Problems that Plagued an Edible Marble Machine

Prolific creator [Martin Raynsford] recently created a plus-sized edible version of his laser-cut Marble Machine for a Cake International exhibit and competition; it seemed simple to do at first but had quite a few gotchas waiting, and required some clever problem-solving.

Gears are three layers, stacked and cemented with sugar glue, and coated with a hard edible shine.

The original idea was to assemble laser-cut gingerbread parts to make the machine. Gingerbread can be laser-cut quite well, and at first all seemed to be going perfectly well for [Martin]. However, after a few days the gingerbread was sagging badly. Fiddling with the recipe and the baking was to no avail, and it was clear [Martin] needed to find something other than gingerbread to work with. After experimenting, he settled on a modified sugar paste which kept its shape and dried hard enough to work with. (While appearing to stretch most people’s definition of “cake” past the breaking point, the category [Martin] entered in the competition allows it.) The parts were cut by hand using laser-cut wood parts as a guide, then finished in a food dehydrator overnight.

The next problem was how to create the large spiral which forms the main ramp. The answer was to laser-cut a custom support structure that supported the piece while it dried out, and doubled as a way to transport the piece safely. High stress points got extra layers cemented with sugar glue, and some parts were reinforced internally with strands of uncooked spaghetti. Everything was sealed with an edible shine, which [Martin] says acts as a kind of varnish for cakes. A video demonstration is embedded below.

It’s nice to see the work paid off, especially since the first version (with gingerbread) was close but ultimately proved to be a dead-end, and there were multiple other problems to overcome. We’re sure the Edible Marble Machine raised some eyebrows, though perhaps not quite as many as the also-edible-but-somewhat-bizarre Vin Diesel Ham Sandwich.

13 thoughts on “Problems that Plagued an Edible Marble Machine

  1. gumballs instead of marbles would perhaps be a nice alternative (considering you can’t eat marbles but you can eat gumbals…) Very creative cake-idea, I’m sure the creator get’s full points for originality.
    Very fun project!

  2. Hard candy rods, a true candy cane lane, would probably work here too, though you’d need significant skill or complex jigs to shape the track.
    Cast gears might work better too, with corn starch dry lube to prevent siezing.

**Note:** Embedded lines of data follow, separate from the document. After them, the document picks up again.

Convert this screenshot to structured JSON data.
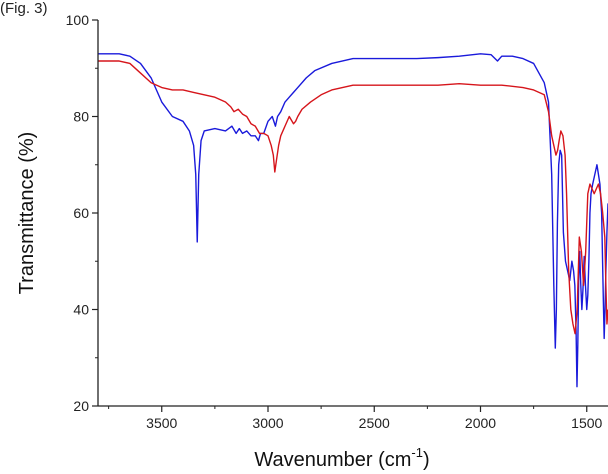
{
  "page": {
    "fragment_text": "(Fig. 3)"
  },
  "chart_data": {
    "type": "line",
    "title": "",
    "xlabel": "Wavenumber (cm",
    "xlabel_sup": "-1",
    "xlabel_suffix": ")",
    "ylabel": "Transmittance (%)",
    "xlim": [
      3800,
      1400
    ],
    "ylim": [
      20,
      100
    ],
    "x_reversed": true,
    "x_ticks": [
      3500,
      3000,
      2500,
      2000,
      1500
    ],
    "y_ticks": [
      20,
      40,
      60,
      80,
      100
    ],
    "grid": false,
    "legend": "none",
    "series": [
      {
        "color": "#1a1adb",
        "x": [
          3800,
          3700,
          3650,
          3600,
          3550,
          3500,
          3450,
          3400,
          3370,
          3350,
          3340,
          3333,
          3326,
          3315,
          3300,
          3250,
          3200,
          3170,
          3150,
          3135,
          3120,
          3100,
          3080,
          3060,
          3045,
          3035,
          3020,
          3000,
          2980,
          2965,
          2955,
          2940,
          2920,
          2900,
          2880,
          2860,
          2820,
          2780,
          2700,
          2600,
          2500,
          2400,
          2300,
          2200,
          2100,
          2000,
          1950,
          1920,
          1900,
          1850,
          1800,
          1750,
          1700,
          1680,
          1665,
          1655,
          1648,
          1643,
          1638,
          1632,
          1625,
          1618,
          1610,
          1600,
          1590,
          1580,
          1570,
          1562,
          1556,
          1550,
          1546,
          1542,
          1538,
          1533,
          1528,
          1523,
          1518,
          1512,
          1506,
          1500,
          1495,
          1490,
          1485,
          1480,
          1472,
          1462,
          1452,
          1445,
          1438,
          1430,
          1422,
          1418,
          1414,
          1410,
          1405,
          1400
        ],
        "y": [
          93,
          93,
          92.5,
          91,
          88,
          83,
          80,
          79,
          77,
          74,
          68,
          54,
          68,
          75,
          77,
          77.5,
          77,
          78,
          76.5,
          77.5,
          76.5,
          77,
          76,
          76,
          75,
          76.5,
          76.5,
          79,
          80,
          78,
          80,
          81,
          83,
          84,
          85,
          86,
          88,
          89.5,
          91,
          92,
          92,
          92,
          92,
          92.2,
          92.5,
          93,
          92.8,
          91.5,
          92.5,
          92.5,
          92,
          91,
          87,
          83,
          68,
          45,
          32,
          40,
          58,
          70,
          73,
          72,
          56,
          50,
          48,
          46,
          50,
          48,
          45,
          35,
          24,
          33,
          46,
          52,
          45,
          40,
          44,
          51,
          45,
          40,
          43,
          50,
          60,
          64,
          66,
          68,
          70,
          68,
          66,
          60,
          42,
          34,
          40,
          48,
          56,
          62
        ]
      },
      {
        "color": "#d6151b",
        "x": [
          3800,
          3700,
          3650,
          3600,
          3550,
          3500,
          3450,
          3400,
          3350,
          3300,
          3250,
          3200,
          3175,
          3160,
          3140,
          3120,
          3100,
          3080,
          3060,
          3040,
          3020,
          3000,
          2985,
          2975,
          2968,
          2960,
          2950,
          2940,
          2920,
          2900,
          2880,
          2870,
          2860,
          2840,
          2800,
          2750,
          2700,
          2600,
          2500,
          2400,
          2300,
          2200,
          2100,
          2000,
          1900,
          1800,
          1750,
          1700,
          1680,
          1665,
          1655,
          1645,
          1637,
          1630,
          1622,
          1612,
          1602,
          1595,
          1585,
          1575,
          1565,
          1555,
          1545,
          1535,
          1525,
          1515,
          1505,
          1495,
          1485,
          1475,
          1465,
          1455,
          1445,
          1435,
          1425,
          1415,
          1410,
          1405,
          1400
        ],
        "y": [
          91.5,
          91.5,
          91,
          89,
          87,
          86,
          85.5,
          85.5,
          85,
          84.5,
          84,
          83,
          82,
          81,
          81.5,
          80.5,
          80,
          78.5,
          78,
          76.5,
          76.5,
          76,
          74,
          72,
          68.5,
          71,
          74,
          76,
          78,
          80,
          78.5,
          79,
          80,
          81.5,
          83,
          84.5,
          85.5,
          86.5,
          86.5,
          86.5,
          86.5,
          86.5,
          86.8,
          86.5,
          86.5,
          86,
          85.5,
          84.5,
          81,
          76,
          74,
          72,
          73,
          75,
          77,
          76,
          72,
          64,
          48,
          40,
          37,
          35,
          40,
          55,
          52,
          45,
          52,
          64,
          66,
          65,
          64,
          65,
          66,
          64,
          60,
          55,
          45,
          37,
          40
        ]
      }
    ]
  }
}
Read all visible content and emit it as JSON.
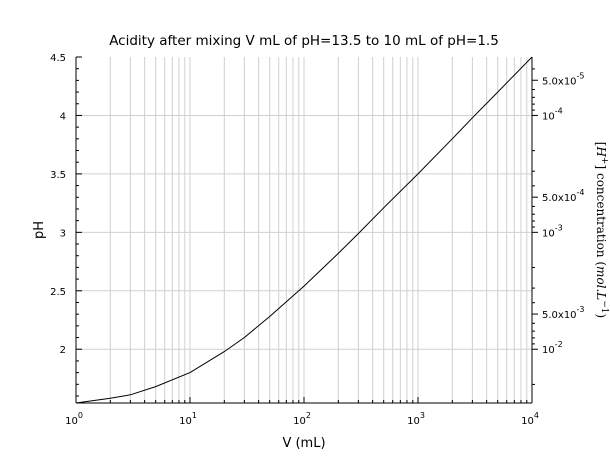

  3. Curious if something like oatmeal or other fibers or plant matter mixed into the gingerbread would have acted similarly to fiberglass reinforcement? Or if the gingerbread just didn’t have enough overall strength and cohesion? Gingerbread tends to be solid right up until it catastrophically breaks, similar to carbon fiber. Not that fiberglass is edible but is there an edible equivalent that might work?

  4. I suspect the problem with the gingerbread is that it absorbs moisture from the air and goes soggy/saggy. Keep it perfectly dehydrated and it will probably be fine, but put it out in “normal outside air” and it’ll go soft. Same as with any sort of biscuit really.